Spark DataFrame model built for speed
A typical approach to application software blends the use of data relegated to persistent storage loaded by computing nodes on-demand. For example, when an analyst executes a SQL query using a relational database, the CPU streams the records from the queried database in from stored tables. Then, the query’s conditions are evaluated and the resulting filtered records are forwarded back to the requestor.
However, if the user wants to use the result set for a subsequent request, that data set would either need to be stored in a temporary table or the analyst must reconfigure the sequence of the queries into increasingly complex requests to get answers. Going back and forth to the disk to access the data, as Hadoop MapReduce does, introduces data latency delays, and as data sets grow in size, that performance hit increases, as well.

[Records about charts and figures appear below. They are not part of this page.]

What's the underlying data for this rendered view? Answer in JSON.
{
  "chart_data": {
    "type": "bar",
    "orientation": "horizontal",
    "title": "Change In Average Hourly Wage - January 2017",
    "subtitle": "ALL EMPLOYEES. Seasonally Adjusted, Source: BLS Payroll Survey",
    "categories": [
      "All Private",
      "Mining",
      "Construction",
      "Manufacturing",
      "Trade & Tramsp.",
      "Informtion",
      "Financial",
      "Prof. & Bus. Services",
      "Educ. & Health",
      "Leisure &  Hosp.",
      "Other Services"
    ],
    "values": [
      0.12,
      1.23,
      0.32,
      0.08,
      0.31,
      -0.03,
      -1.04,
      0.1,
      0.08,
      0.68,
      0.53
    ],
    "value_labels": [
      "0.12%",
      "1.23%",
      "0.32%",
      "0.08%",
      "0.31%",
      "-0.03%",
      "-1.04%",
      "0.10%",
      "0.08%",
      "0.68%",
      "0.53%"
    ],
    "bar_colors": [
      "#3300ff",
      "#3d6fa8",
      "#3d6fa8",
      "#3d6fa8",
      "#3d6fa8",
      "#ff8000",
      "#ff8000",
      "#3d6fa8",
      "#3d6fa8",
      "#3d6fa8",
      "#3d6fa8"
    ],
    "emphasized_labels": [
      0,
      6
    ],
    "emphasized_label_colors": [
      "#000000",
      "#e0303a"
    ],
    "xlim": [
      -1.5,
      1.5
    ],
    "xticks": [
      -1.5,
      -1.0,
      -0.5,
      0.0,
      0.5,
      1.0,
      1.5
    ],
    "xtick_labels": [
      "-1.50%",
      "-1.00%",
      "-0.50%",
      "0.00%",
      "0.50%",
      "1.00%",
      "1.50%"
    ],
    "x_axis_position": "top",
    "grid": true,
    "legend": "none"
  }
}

The Spark DataFrame is a data structure that represents a data set as a collection of instances organized into named columns. In essence, a Spark DataFrame is functionally equivalent to a relational database table, which is reinforced by the Spark DataFrame interface and is designed for SQL-style queries. However, the Spark model overcomes this latency challenge in two ways.
First, Spark programmers can direct the environment to cache certain DataFrames in memory. That means that instead of reading the data from the disk into a DataFrame data structure each time a query is requested, the data in the DataFrame remains in memory. As a result, there are no latency delays after the first time the DataFrame is populated. As long as the system has enough memory to hold the entire DataFrame, the performance of each subsequent query will be limited only by the time it takes to scan the data resident in memory.
Spark’s lazy evaluation model acts fast
Second, Spark’s execution model relies on what is called lazy evaluation. In Spark, operations are generally broken up into transformations applied to data sets and actions intended to derive and produce a result from that series of transformations.
Transformations on DataFrames are those types of operations that are applied to all of the instances in a DataFrame. These operations include things such as loading a data set; adding a new column; sorting; grouping by a column’s values; mapping; set operations, such as intersecting or uniting DataFrames; and SQL operations, like joining two DataFrames or filtering a subset of records from the DataFrame.
Actions are operations that are intended to provide some results, and examples include aggregations, such as count, sum, minimum, maximum or average of values in a column; reduction operations; or collections, including the show and take operations that deliver a set of instances from the DataFrame to the user.
Lazy evaluation means the execution of transformations isn’t triggered until there is an action that needs results. However, what that really means is that the sequence of transformation operations can be configured as an execution plan that can be analyzed for opportunities for optimization.
For example, let’s say the user wants to join two DataFrames that contain customer data based on a common identifier, but then filter out the records for customers located in California from the joined table. In a procedural execution environment, the join would be performed first, and the result set would be scanned for those records with an address in California.
In Spark, the analysis might show that the number of records from California in each of the sets to be joined is relatively small; it can then switch the order of operations so that those subsets of the DataFrames are filtered first, and the interim result sets are joined afterward. The outcome is that the process runs much faster for two reasons: the filters are applied to separate tables and both can be done in parallel, and the resulting sets to be joined are much smaller, reducing the time it takes for the join to execute.
Lazy evaluation in Spark was designed to enable the processing engine to avoid the performance issues inherent in Hadoop’s MapReduce engine, which executes each task in batch mode. By building an execution plan that isn’t put into effect until a result must be delivered, the integrated query optimization algorithms can significantly speed Spark’s performance.